The International Committee of the Red Cross says the U.S.-led coalition in Iraq has given the agency the "green light" to visit Saddam Hussein, the former Iraqi leader. The terms of the visit are being worked out.

Red Cross spokesman Florian Westphal confirms that ICRC visits to the captured Iraqi leader will go ahead according to international rules governing the detention of all prisoners of war. He says discussions are under way as to how and where those visits will take place.

We obviously would hope it will happen as soon as possible," he said. "Now, what the technicalities are is that the ICRC to really be able to do its job of monitoring the conditions of detention credibly.

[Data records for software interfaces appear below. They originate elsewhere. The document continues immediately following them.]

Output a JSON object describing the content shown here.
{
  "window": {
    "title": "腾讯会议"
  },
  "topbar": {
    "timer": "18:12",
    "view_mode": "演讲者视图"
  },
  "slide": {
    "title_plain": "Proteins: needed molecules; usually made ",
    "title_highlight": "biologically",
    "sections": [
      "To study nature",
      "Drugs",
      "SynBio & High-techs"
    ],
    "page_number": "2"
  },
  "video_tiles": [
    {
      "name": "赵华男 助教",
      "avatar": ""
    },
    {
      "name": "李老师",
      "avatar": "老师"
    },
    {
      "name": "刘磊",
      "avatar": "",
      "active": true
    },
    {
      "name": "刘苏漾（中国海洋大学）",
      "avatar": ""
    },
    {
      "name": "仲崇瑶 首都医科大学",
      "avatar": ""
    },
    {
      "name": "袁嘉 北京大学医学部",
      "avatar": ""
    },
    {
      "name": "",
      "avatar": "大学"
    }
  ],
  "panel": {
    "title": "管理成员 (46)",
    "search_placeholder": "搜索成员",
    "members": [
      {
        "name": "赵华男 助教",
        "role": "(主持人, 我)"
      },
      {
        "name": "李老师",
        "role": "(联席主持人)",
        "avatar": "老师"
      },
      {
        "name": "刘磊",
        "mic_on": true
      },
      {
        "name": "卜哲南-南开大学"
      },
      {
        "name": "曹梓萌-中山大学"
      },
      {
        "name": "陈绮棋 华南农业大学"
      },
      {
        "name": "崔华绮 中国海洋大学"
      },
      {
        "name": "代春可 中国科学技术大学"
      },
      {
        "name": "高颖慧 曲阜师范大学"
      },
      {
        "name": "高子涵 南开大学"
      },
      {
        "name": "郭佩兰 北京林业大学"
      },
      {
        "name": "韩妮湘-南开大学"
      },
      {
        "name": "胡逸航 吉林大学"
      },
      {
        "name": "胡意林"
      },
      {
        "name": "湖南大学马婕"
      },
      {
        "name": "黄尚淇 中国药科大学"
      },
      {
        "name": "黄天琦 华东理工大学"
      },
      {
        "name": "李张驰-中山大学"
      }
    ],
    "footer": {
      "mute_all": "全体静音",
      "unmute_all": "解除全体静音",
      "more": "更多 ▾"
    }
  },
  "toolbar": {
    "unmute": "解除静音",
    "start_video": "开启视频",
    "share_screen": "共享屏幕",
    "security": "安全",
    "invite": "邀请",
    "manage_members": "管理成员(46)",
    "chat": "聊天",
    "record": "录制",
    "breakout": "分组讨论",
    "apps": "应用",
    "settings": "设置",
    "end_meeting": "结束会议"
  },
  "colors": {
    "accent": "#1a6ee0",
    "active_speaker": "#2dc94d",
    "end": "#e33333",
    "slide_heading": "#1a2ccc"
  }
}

There are certain working procedures of the ICRC which need to be observed during these kind of visits - all visits we do to detainees."

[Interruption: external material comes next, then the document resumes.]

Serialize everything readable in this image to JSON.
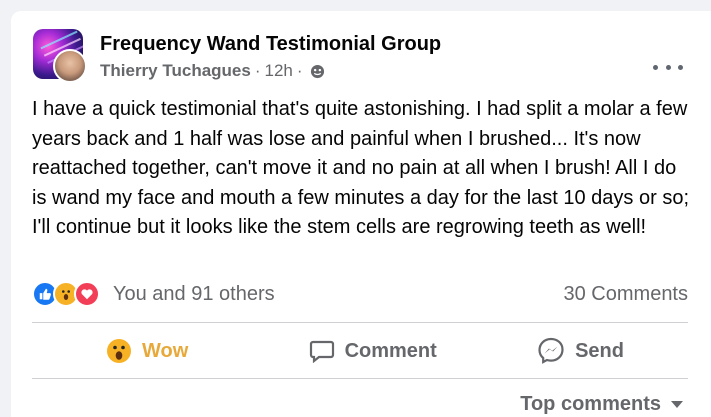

Saddam Hussein was captured in an underground shelter at a remote farm in northern Iraq on December 13 and was granted prisoner of war status by the Americans. This entitles him to certain minimum standards of treatment.

Mr. Westphal says the visit, when it goes ahead, will be conducted by Red Cross international staff in private. He says the delegation will most likely include either a doctor or a nurse and will make sure the minimum prisoner-of-war conditions are met.

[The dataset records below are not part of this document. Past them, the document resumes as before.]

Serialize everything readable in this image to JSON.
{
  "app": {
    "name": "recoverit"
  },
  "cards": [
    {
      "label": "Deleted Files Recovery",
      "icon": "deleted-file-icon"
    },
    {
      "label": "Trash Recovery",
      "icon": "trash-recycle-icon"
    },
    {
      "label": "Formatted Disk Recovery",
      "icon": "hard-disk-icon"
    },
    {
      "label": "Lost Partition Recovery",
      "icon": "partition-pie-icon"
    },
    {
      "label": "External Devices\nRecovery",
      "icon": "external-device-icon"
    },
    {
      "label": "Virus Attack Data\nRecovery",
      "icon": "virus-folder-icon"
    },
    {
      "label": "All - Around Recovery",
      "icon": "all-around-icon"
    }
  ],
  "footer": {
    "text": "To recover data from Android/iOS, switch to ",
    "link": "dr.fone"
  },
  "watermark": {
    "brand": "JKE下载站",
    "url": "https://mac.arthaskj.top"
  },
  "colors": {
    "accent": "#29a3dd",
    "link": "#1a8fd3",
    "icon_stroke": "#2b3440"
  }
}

"Food, accommodation, access to fresh air, medical care," said the ICRC spokesman. "The second aspect obviously relates to the treatment. That is to say what exactly the relationship is like between the detainees, the prisoners and their guards. And, the third aspect which we are looking at is this possibility of having exchange of family messages of Red Cross messages which contain strictly personal news."

If the Red Cross should find that Saddam Hussein's conditions of detention are not what they should be, Mr. Westphal says the delegates would discuss these problems with the coalition authorities in private so as not to compromise the Red Cross's neutrality.

He says the Red Cross has seen most of the 43 other high-ranking Iraqis captured by coalition forces. In addition, he says Red Cross officials have visited thousands of other detained Iraqis and have facilitated the repatriation of foreigners who were detained in Iraq and later released.